Using a famous—if slightly moldy—dataset about mushrooms can be found in the UCI repository here: https://archive.ics.uci.edu/ml/datasets/Mushroom. Study the dataset and the associated description of the data (i.e. “data dictionary”). Take the data and create a data frame with a subset of the columns in the dataset. Add meaningful column names and replace the abbreviations used in the data. Deliverable is the R code to perform these transformation tasks.
data <- "https://archive.ics.uci.edu/ml/machine-learning-databases/mushroom/agaricus-lepiota.data"
mushroom <- read.table(file = data, header = FALSE, sep = ",")
subset <- mushroom[, c("V1", "V2", "V4", "V6", "V23")]
names(subset) <- c("Class", "Cap-Shape", "Cap-Color", "Odor", "Habitat")
levels(subset$Class) <- c(levels(subset$Class), "edible", "poisonous")
subset$Class[subset$Class == 'e'] <- 'edible'
subset$Class[subset$Class == 'p'] <- 'poisonous'
levels(subset$`Cap-Shape`) <- c(levels(subset$`Cap-Shape`), "bell", "conical", "convex", "flat", "knobbed", "sunken")
subset$`Cap-Shape`[subset$`Cap-Shape` == 'b'] <- 'bell'
subset$`Cap-Shape`[subset$`Cap-Shape` == 'c'] <- 'conical'
subset$`Cap-Shape`[subset$`Cap-Shape` == 'x'] <- 'convex'
subset$`Cap-Shape`[subset$`Cap-Shape` == 'f'] <- 'flat'
subset$`Cap-Shape`[subset$`Cap-Shape` == 'k'] <- 'knobbed'
subset$`Cap-Shape`[subset$`Cap-Shape` == 's'] <- 'sunken'
levels(subset$`Cap-Color`) <- c(levels(subset$`Cap-Color`), "brown", "buff", "cinnamon", "gray", "green", "pink", "purple", "red", "white", "yellow")

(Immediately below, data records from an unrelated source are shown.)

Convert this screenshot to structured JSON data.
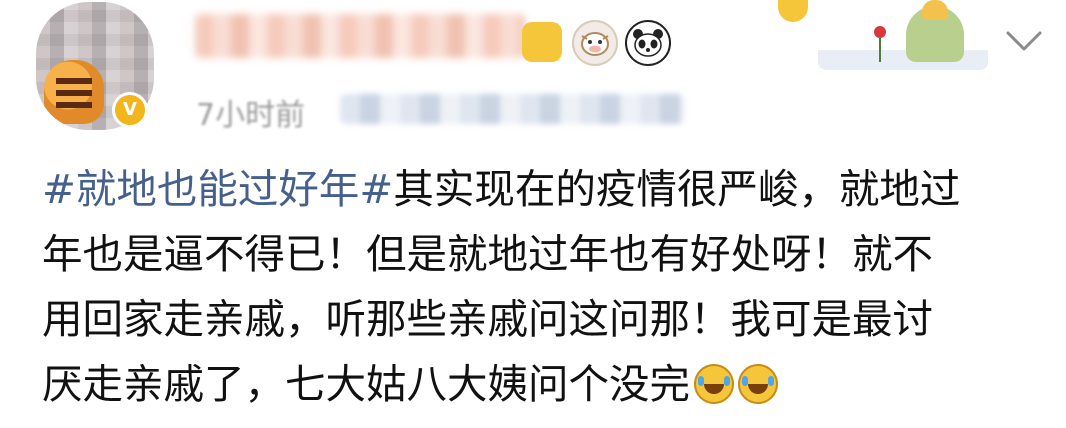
{
  "post": {
    "meta": {
      "time": "7小时前"
    },
    "hashtag": "#就地也能过好年#",
    "text_lines": [
      "其实现在的疫情很严峻，就地过",
      "年也是逼不得已！但是就地过年也有好处呀！就不",
      "用回家走亲戚，听那些亲戚问这问那！我可是最讨",
      "厌走亲戚了，七大姑八大姨问个没完"
    ],
    "trailing_emojis": [
      "laugh-cry-emoji",
      "laugh-cry-emoji"
    ]
  },
  "header": {
    "badges": [
      "gift-badge-icon",
      "cow-badge-icon",
      "panda-badge-icon"
    ],
    "verified_icon": "verified-v-icon",
    "menu_icon": "chevron-down-icon"
  },
  "colors": {
    "hashtag": "#46608d",
    "body_text": "#111111",
    "meta_text": "#9a9a9a",
    "verified_badge": "#f2b51c"
  }
}
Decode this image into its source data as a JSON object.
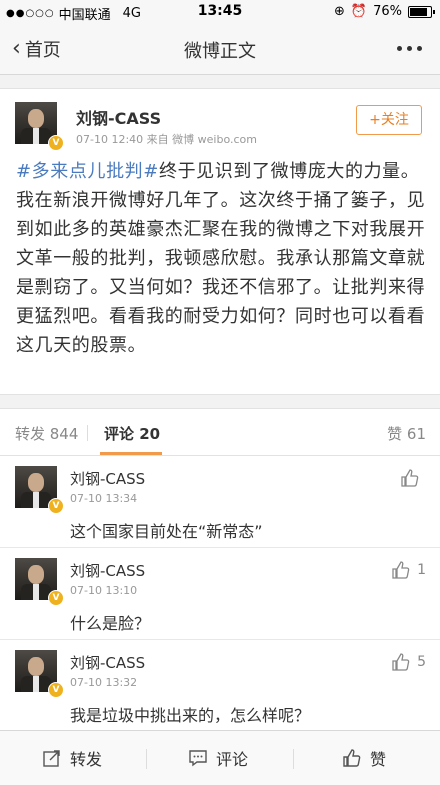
{
  "status_bar": {
    "carrier": "中国联通",
    "network": "4G",
    "time": "13:45",
    "battery": "76%",
    "battery_level": 0.76
  },
  "nav": {
    "back_label": "首页",
    "title": "微博正文"
  },
  "post": {
    "author": "刘钢-CASS",
    "verified_badge": "V",
    "meta": "07-10 12:40  来自 微博 weibo.com",
    "follow_label": "+关注",
    "hashtag": "#多来点儿批判#",
    "text": "终于见识到了微博庞大的力量。我在新浪开微博好几年了。这次终于捅了篓子，见到如此多的英雄豪杰汇聚在我的微博之下对我展开文革一般的批判，我顿感欣慰。我承认那篇文章就是剽窃了。又当何如？我还不信邪了。让批判来得更猛烈吧。看看我的耐受力如何？同时也可以看看这几天的股票。"
  },
  "stats": {
    "repost": "转发 844",
    "comment_label": "评论",
    "comment_count": "20",
    "like": "赞 61"
  },
  "comments": [
    {
      "name": "刘钢-CASS",
      "time": "07-10 13:34",
      "text": "这个国家目前处在“新常态”",
      "likes": ""
    },
    {
      "name": "刘钢-CASS",
      "time": "07-10 13:10",
      "text": "什么是脸？",
      "likes": "1"
    },
    {
      "name": "刘钢-CASS",
      "time": "07-10 13:32",
      "text": "我是垃圾中挑出来的，怎么样呢？",
      "likes": "5"
    }
  ],
  "toolbar": {
    "repost_label": "转发",
    "comment_label": "评论",
    "like_label": "赞"
  },
  "colors": {
    "accent": "#e87f21",
    "hashtag": "#4a7bbf",
    "verified": "#f0b11e"
  }
}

subset$`Cap-Color`[subset$`Cap-Color` == 'n'] <- 'brown'
subset$`Cap-Color`[subset$`Cap-Color` == 'b'] <- 'buff'
subset$`Cap-Color`[subset$`Cap-Color` == 'c'] <- 'cinnamon'
subset$`Cap-Color`[subset$`Cap-Color` == 'g'] <- 'gray'
subset$`Cap-Color`[subset$`Cap-Color` == 'r'] <- 'green'
subset$`Cap-Color`[subset$`Cap-Color` == 'p'] <- 'pink'
subset$`Cap-Color`[subset$`Cap-Color` == 'u'] <- 'purple'
subset$`Cap-Color`[subset$`Cap-Color` == 'e'] <- 'red'
subset$`Cap-Color`[subset$`Cap-Color` == 'w'] <- 'white'
subset$`Cap-Color`[subset$`Cap-Color` == 'y'] <- 'yellow'
levels(subset$Odor) <- c(levels(subset$Odor), "almond", "anise", "creosote", "fishy", "foul", "musty", "none", "pungent", "spicy")
subset$Odor[subset$Odor == 'a'] <- 'almond'
subset$Odor[subset$Odor == 'l'] <- 'anise'
subset$Odor[subset$Odor == 'c'] <- 'creosote'
subset$Odor[subset$Odor == 'y'] <- 'fishy'
subset$Odor[subset$Odor == 'f'] <- 'foul'
subset$Odor[subset$Odor == 'm'] <- 'musty'
subset$Odor[subset$Odor == 'n'] <- 'none'
subset$Odor[subset$Odor == 'p'] <- 'pungent'
subset$Odor[subset$Odor == 's'] <- 'spicy'
levels(subset$Habitat) <- c(levels(subset$Habitat), "grasses", "leaves", "meadows", "paths", "urban", "waste", "woods")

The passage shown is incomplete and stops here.